Salpeter, also a board member of the Judd Foundation, helped curate a new exhibit on rarely seen paintings by Judd, who’s best known for his large-scale sculptures.
Opening Thursday, “Donald Judd: Paintings” brings together 14 paintings created during Judd’s transitional period from 1959 to 1961 when he experimented with form and color. A 1964 sculpture will also accompany the exhibit, which was co-curated by Judd’s son Flavin Judd.
![In "Untitled" (1960), Donald Judd experiments with form and color.](https://npr.brightspotcdn.com/dims4/default/78f0cb4/2147483647/strip/true/crop/280x364+0+0/resize/880x1144!/quality/90/?url=http%3A%2F%2Fmediad.publicbroadcasting.net%2Fp%2Fwlrn%2Ffiles%2Fstyles%2Fcard_280%2Fpublic%2F201804%2Funtitled_1960__2__.jpg)

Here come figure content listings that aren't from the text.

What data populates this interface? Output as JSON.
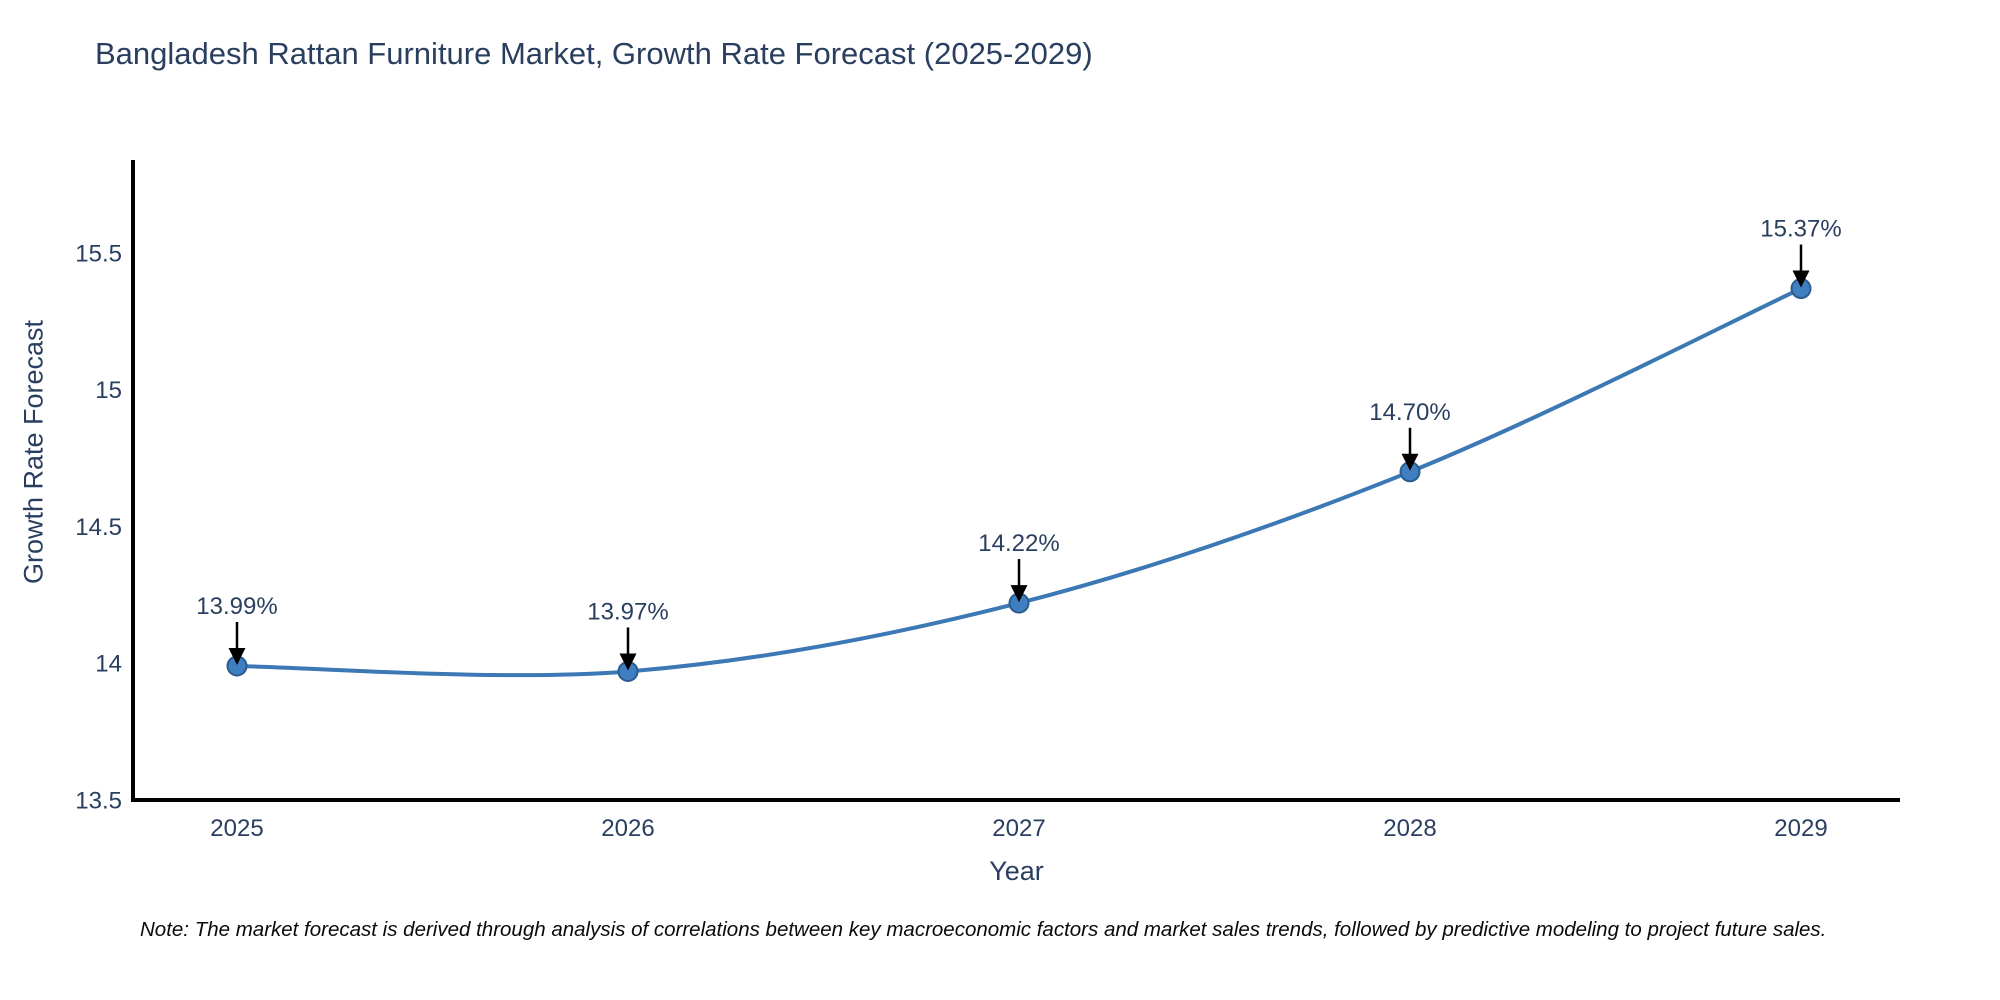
{
  "figure": {
    "title": "Bangladesh Rattan Furniture Market, Growth Rate Forecast (2025-2029)",
    "note": "Note: The market forecast is derived through analysis of correlations between key macroeconomic factors and market sales trends, followed by predictive modeling to project future sales."
  },
  "chart_data": {
    "type": "line",
    "title": "Bangladesh Rattan Furniture Market, Growth Rate Forecast (2025-2029)",
    "categories": [
      "2025",
      "2026",
      "2027",
      "2028",
      "2029"
    ],
    "series": [
      {
        "name": "Growth Rate Forecast",
        "values": [
          13.99,
          13.97,
          14.22,
          14.7,
          15.37
        ]
      }
    ],
    "point_labels": [
      "13.99%",
      "13.97%",
      "14.22%",
      "14.70%",
      "15.37%"
    ],
    "xlabel": "Year",
    "ylabel": "Growth Rate Forecast",
    "ylim": [
      13.5,
      15.84
    ],
    "yticks": [
      13.5,
      14,
      14.5,
      15,
      15.5
    ],
    "ytick_labels": [
      "13.5",
      "14",
      "14.5",
      "15",
      "15.5"
    ],
    "grid": false,
    "legend_position": "none",
    "line_shape": "spline",
    "colors": {
      "line": "#3c78b4",
      "marker_fill": "#3f7fc1",
      "marker_edge": "#2b5c8f",
      "axis": "#000000",
      "tick_text": "#2a3f5f",
      "annotation_text": "#2a3f5f",
      "arrow": "#000000",
      "background": "#ffffff"
    }
  }
}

Trained and educated in New York, Judd eventually moved to Marfa, Texas and established what would become today’s creative compound. There, he pursued the idea of the permanent installation – or that artists should place their own work.Given Judd's penchant for permanence, it’s a big deal when anything new trickles out of Marfa, according to Salpeter. She says the ICA exhibit will help inform future scholarship and understand his development as a painter and sculptor.
“It’s an opportunity to commission new writing and how he has impacted future generations of artists,” Salpeter says.
“Donald Judd: Paintings” opens Thursday, April 5 and runs until July 15. Admission to the Institute of Contemporary Art, Miami, 61 NE 41st St., is free.